Sunday, October 02, 2016

A video of light itself

Photography is all about the light. Without light an image cannot be captured. And it is often the quality of the light that makes a photo, in the aesthetic as well as the functional sense.

Now, researchers in Spain and at MIT have managed to image light itself. Which means that we can see light in motion. No, not the movement of other things in light. But the process of light moving.

For example, we can watch a video of a mirror forming a reflection. That's exactly what this video shows. Science-fiction has once again caught up with the world we live in. This is more than a bit mind boggling, so I hope to explain.

The process is documented on the dedicated website "Femto-Photography: Capturing and Visualizing the Propagation of Light". Let me start with the obvious.

Light travels awfully quickly. In fact, its speed represents the upper bound on how fast anything in our universe can travel. You will be familiar with this concept from countless SF films, where this idea is mentioned only so it can immediately be circumvented.

In order to measure the passage of something through space, a fast frame rate is required. Conventional film runs at 24 frames per second, meaning that an image is captured in one-twenty-fourth of a second. At this slow rate, the image flickers, but our eye "smooths out" the sequence to give us a characteristic aesthetic impression that signifies "film".

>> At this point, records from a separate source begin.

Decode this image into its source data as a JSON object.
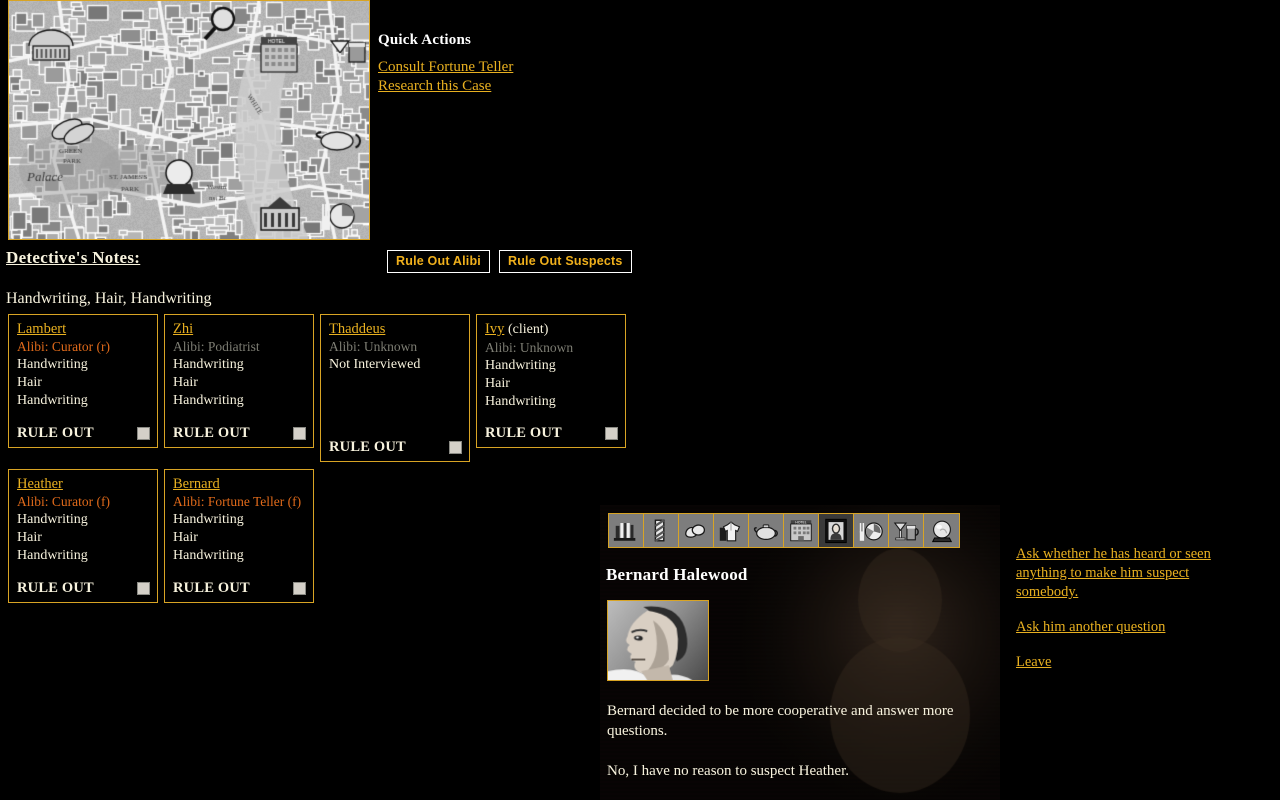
{
  "map": {
    "alt": "victorian-london-map",
    "border_color": "#d8a424",
    "icons": [
      "theatre",
      "magnifier",
      "hotel",
      "pub",
      "shoes",
      "teapot",
      "crystal-ball",
      "library",
      "restaurant"
    ]
  },
  "quick_actions": {
    "title": "Quick Actions",
    "links": [
      {
        "label": "Consult Fortune Teller"
      },
      {
        "label": "Research this Case"
      }
    ]
  },
  "notes": {
    "title": "Detective's Notes:",
    "evidence_summary": "Handwriting, Hair, Handwriting",
    "buttons": [
      {
        "label": "Rule Out Alibi"
      },
      {
        "label": "Rule Out Suspects"
      }
    ],
    "rule_out_label": "RULE OUT"
  },
  "suspects": [
    {
      "name": "Lambert",
      "tag": "",
      "alibi_label": "Alibi:",
      "alibi_value": "Curator (r)",
      "alibi_state": "confirmed",
      "evidence": [
        "Handwriting",
        "Hair",
        "Handwriting"
      ],
      "ruled_out": false
    },
    {
      "name": "Zhi",
      "tag": "",
      "alibi_label": "Alibi:",
      "alibi_value": "Podiatrist",
      "alibi_state": "unknown",
      "evidence": [
        "Handwriting",
        "Hair",
        "Handwriting"
      ],
      "ruled_out": false
    },
    {
      "name": "Thaddeus",
      "tag": "",
      "alibi_label": "Alibi:",
      "alibi_value": "Unknown",
      "alibi_state": "unknown",
      "evidence": [
        "Not Interviewed"
      ],
      "ruled_out": false
    },
    {
      "name": "Ivy",
      "tag": "(client)",
      "alibi_label": "Alibi:",
      "alibi_value": "Unknown",
      "alibi_state": "unknown",
      "evidence": [
        "Handwriting",
        "Hair",
        "Handwriting"
      ],
      "ruled_out": false
    },
    {
      "name": "Heather",
      "tag": "",
      "alibi_label": "Alibi:",
      "alibi_value": "Curator (f)",
      "alibi_state": "confirmed",
      "evidence": [
        "Handwriting",
        "Hair",
        "Handwriting"
      ],
      "ruled_out": false
    },
    {
      "name": "Bernard",
      "tag": "",
      "alibi_label": "Alibi:",
      "alibi_value": "Fortune Teller (f)",
      "alibi_state": "confirmed",
      "evidence": [
        "Handwriting",
        "Hair",
        "Handwriting"
      ],
      "ruled_out": false
    }
  ],
  "interview": {
    "character_name": "Bernard Halewood",
    "portrait_alt": "bernard-halewood-portrait",
    "dialogue": [
      "Bernard decided to be more cooperative and answer more questions.",
      "No, I have no reason to suspect Heather."
    ],
    "options": [
      {
        "label": "Ask whether he has heard or seen anything to make him suspect somebody."
      },
      {
        "label": "Ask him another question"
      },
      {
        "label": "Leave"
      }
    ],
    "locations": [
      {
        "icon": "library-icon",
        "name": "Library",
        "selected": false
      },
      {
        "icon": "barber-pole-icon",
        "name": "Barber",
        "selected": false
      },
      {
        "icon": "shoes-icon",
        "name": "Cobbler",
        "selected": false
      },
      {
        "icon": "laundry-shirt-icon",
        "name": "Laundry",
        "selected": false
      },
      {
        "icon": "teapot-icon",
        "name": "Tea Shop",
        "selected": false
      },
      {
        "icon": "hotel-icon",
        "name": "Hotel",
        "selected": false
      },
      {
        "icon": "art-gallery-icon",
        "name": "Art Gallery",
        "selected": true
      },
      {
        "icon": "restaurant-icon",
        "name": "Restaurant",
        "selected": false
      },
      {
        "icon": "pub-icon",
        "name": "Pub",
        "selected": false
      },
      {
        "icon": "crystal-ball-icon",
        "name": "Fortune Teller",
        "selected": false
      }
    ]
  },
  "colors": {
    "accent": "#e8b020",
    "border": "#d8a424",
    "confirmed_alibi": "#e06a1a",
    "unknown_alibi": "#7d7d73",
    "text": "#f7f2dd",
    "background": "#000000"
  }
}
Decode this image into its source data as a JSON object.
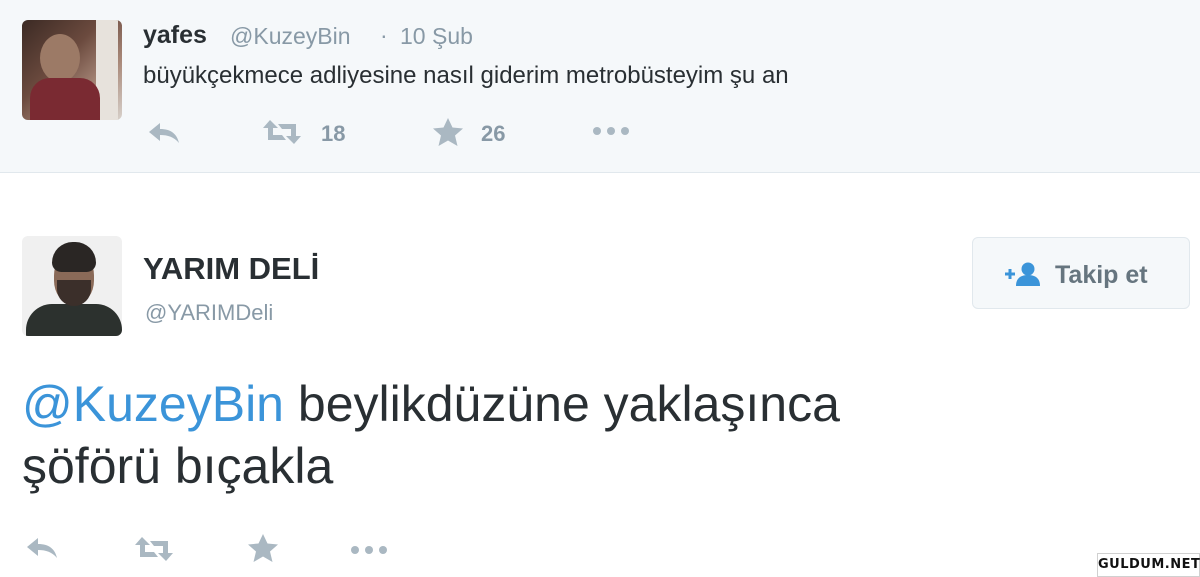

Digital cameras routinely run up to 60 frames a second. High-speed cameras capture video at 250 frames per second or higher. Velten et al. are using an exposure time of 1.85 picoseconds per frame. "Pico" is a metric (SI) prefix that you are likely not familiar with. So, a small diversion.

You will know that "milli" means one-thousandth or 10-3. And "micro" means one-millionth or 10-6. Next smallest is "nano", one-billionth or 10-9. After this, words start to lose their meaning. The prefix "pico" means one-trillionth or 10-12. And "femto" is one-quadrillionth or 10-15. Each unit is a thousand times smaller than the one before.

This team is using an effective exposure time of 1.85 picoseconds. Which means that their capture rate is half a trillion frames per second. In this regime, light travels approximately half a millimetre between each frame.

Since there are no shutters capable of this extreme frame rate, a one-dimensional imager is swept quickly (!) through the second dimension, to form a 2D cross-section. Because this does not give enough data for a reasonable pixel resolution, the same process is repeated exactly in synchrony many times, in order to build up an image. The mind boggles.

Since this "camera" is moving quite close to the speed of light itself, time-space distortion results as a relativistic effect. A process of "time-unwarping" is required to translate from the camera's space-time coordinate systems to our own as viewers. Einstein comes in handy yet again.

That much I can understand, but the next fact is odder still. The faster we take pictures, the less time light is given to reach our sensor. Every photographer knows this relationship. At the insane frame rate under consideration here, we run up against the limitations of quantum physics.

If a scene is lit with a 100W bulb, any single exposure captures only a single photon of light. That is, an elementary quantum component. One of them. This is not enough to build an image, so some sort of statistical process beyond my understanding is used to integrate many passes across the same scene.

This is all an insane technical achievement that results in some beautiful imagery. I have watched that video over and over. We all live in the future.

A few words about reporting on science
I don't normally publish anything on science on this blog, because I don't feel qualified. Even though I have a degree in Theoretical Physics I have never practised science professionally. I am painfully aware of how poorly science, especially physics, is normally reported in the media.

This is because the language of this work is mathematics. Any attempt to convey meaning in a natural language like English inevitably falls afoul of translation issues. And often, the report conveys little more than the author's own wishes.

The myriad reports on teleportation, faster-than-light travel, and various psychic phenomena -- all apparently corroborated by "scientists" -- attest to this problem. The internet (and my Facebook stream) is full of such misleading articles, reported by those who wouldn't understand a metaphor if it hit them in the face.

We don't need such fantasies to realise that the world is already predicated on science-fiction. We live in a time of wonders.